誓願五十年を迎えるに当たり、まずは入会までの動機についても少し書き足しておきたいと思います。

私は佐世保地区の相浦教会出身ですが、小学五年生の時、父は病気のため五十三歳で他界しました。その二年前に兄・秀男が腎臓を患い十九歳の若さで他界しました。後は母と三つ下の弟の三人で少し寂しい思いをしていた頃です。福岡の聖パウロ修道会から来られたパウロ山野修道士は、志願者の募集に非常に力を注いでおられたようです。『パウロ会にきてみんね。』と山野修道士からのお誘いとチラシ。何かパッーと明るいニュースが子供心に飛び込んできたような気になりました。私の家以外に浜上善行君の所にも募集がなされたようで、善行君とお父さんが尋ねて来られました。『楠本君、君が行くならうちの息子も行っても良かと言うとるけど、どうね。後で返事聞かせてくれんね。』と言われ、さらに気分が高まっていきました。二人を山野修道士に紹介してくれた当時の主任司祭山田勇神父のお陰でもあります。母からは『正良が入会したかと言うならば、上の方から父ちゃんが言わせよるとかもしれんたい。』と泣きながら言ってくれました。

私の同級生は入会時には十二名いましたが、一九六四年三月二日の上京時には八名でした。
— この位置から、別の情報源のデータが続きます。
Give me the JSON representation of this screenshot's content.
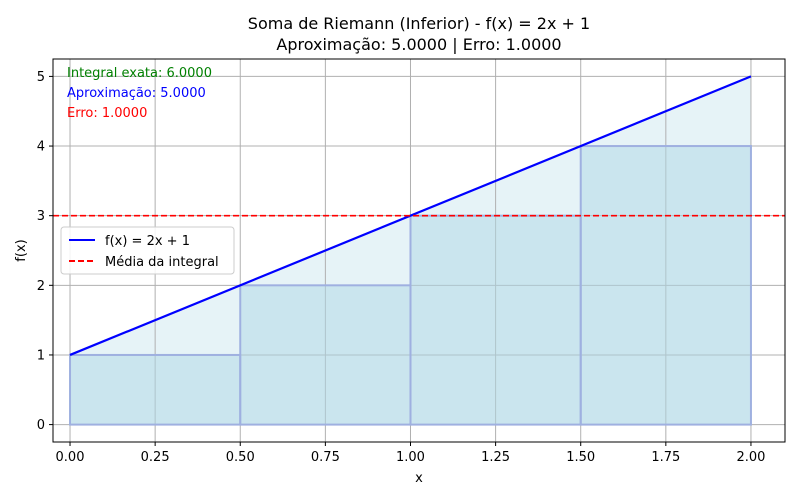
{
  "chart_data": {
    "type": "line",
    "title": "Soma de Riemann (Inferior) - f(x) = 2x + 1",
    "subtitle": "Aproximação: 5.0000 | Erro: 1.0000",
    "xlabel": "x",
    "ylabel": "f(x)",
    "xlim": [
      -0.05,
      2.1
    ],
    "ylim": [
      -0.25,
      5.25
    ],
    "grid": true,
    "x_ticks": [
      0.0,
      0.25,
      0.5,
      0.75,
      1.0,
      1.25,
      1.5,
      1.75,
      2.0
    ],
    "x_tick_labels": [
      "0.00",
      "0.25",
      "0.50",
      "0.75",
      "1.00",
      "1.25",
      "1.50",
      "1.75",
      "2.00"
    ],
    "y_ticks": [
      0,
      1,
      2,
      3,
      4,
      5
    ],
    "y_tick_labels": [
      "0",
      "1",
      "2",
      "3",
      "4",
      "5"
    ],
    "series": [
      {
        "name": "f(x) = 2x + 1",
        "color": "#0000ff",
        "style": "solid",
        "x": [
          0.0,
          2.0
        ],
        "y": [
          1.0,
          5.0
        ]
      },
      {
        "name": "Média da integral",
        "color": "#ff0000",
        "style": "dashed",
        "y_constant": 3.0
      }
    ],
    "rectangles": [
      {
        "x": 0.0,
        "width": 0.5,
        "height": 1.0
      },
      {
        "x": 0.5,
        "width": 0.5,
        "height": 2.0
      },
      {
        "x": 1.0,
        "width": 0.5,
        "height": 3.0
      },
      {
        "x": 1.5,
        "width": 0.5,
        "height": 4.0
      }
    ],
    "rectangle_fill": "#add8e6",
    "area_fill": "#add8e6",
    "annotations": [
      {
        "text": "Integral exata: 6.0000",
        "color": "#008000"
      },
      {
        "text": "Aproximação: 5.0000",
        "color": "#0000ff"
      },
      {
        "text": "Erro: 1.0000",
        "color": "#ff0000"
      }
    ],
    "legend_position": "center-left"
  }
}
ただ高校生の時に試練があり私一人になってしまいました。それでも浜上善行君と中村茂光君とは今でも交流があります。

一九六九年三月十九日には初誓願式を赤坂修道院で祝っていただきました。修練期一年目はヴァラルド修練長、二年目は立石修練長、一対一のお堅い授業はまぶたに糊が付いたみたいに悪戦苦闘しました。!(^^)! 修練期を二年過ごしたのに有期誓願期五年のところ、六年(一年間)のおまけつき。会の取り決めが変わり目の頃? 修行が足りんから丁度いい。

使徒職は活版印刷とオフセット印刷が盛んな時期に、苦労をして土地を探しておられた桑島神父と立石神父がやっと八王子恩方の地に聖パウロ学園高等学校と聖パウロ修道会八王子修学院を移転させました。大移動でしたが何とかなりました。

その後、一九七五年三月十九日終生誓願式を立てさせていただきました。母ユクが来てくれましたが、その時が生きている間、初めてであり最後の修道院訪問になりました。

一九九四年九月十五日には福岡修道院で使徒職をしていたこともあり、誓願宣立二十五周年を福岡修道院にて教区長松永久次郎司教様に司式をしていただきました。司教様は大変お喜びになり、長い時間共に祝って下さいました。

二〇一九年三月十九日には若葉修道院にて誓願宣立五十周年記念の式典を管区長鈴木信一神父様の司式によって滞りなく執り行っていただきました。管区長が話す分まで私の拙い準備したコメントをお話ししたような感じになりました。家族の出席は最小限にしぼり、弟夫婦のみ来てもらいました。参加できた喜びと皆さまへの感謝の中に帰省して行きました。三月十九日に決めてから短い期間だったにもかかわらず快く動いて下さった管区や準備役員の皆さまへの感謝、各兄弟姉妹の皆さまからの心の籠った祝電・プレゼントの品物・歌、何よりも祈りをたくさんいただきました。

もう一つ思い出すことは、先に天に召されて行った多くの会員の方々が必要な時期に力になって下さりお陰様で五十年の歩みができたことを感謝しなければならないし、それがあって自分がここにいるのでしょう。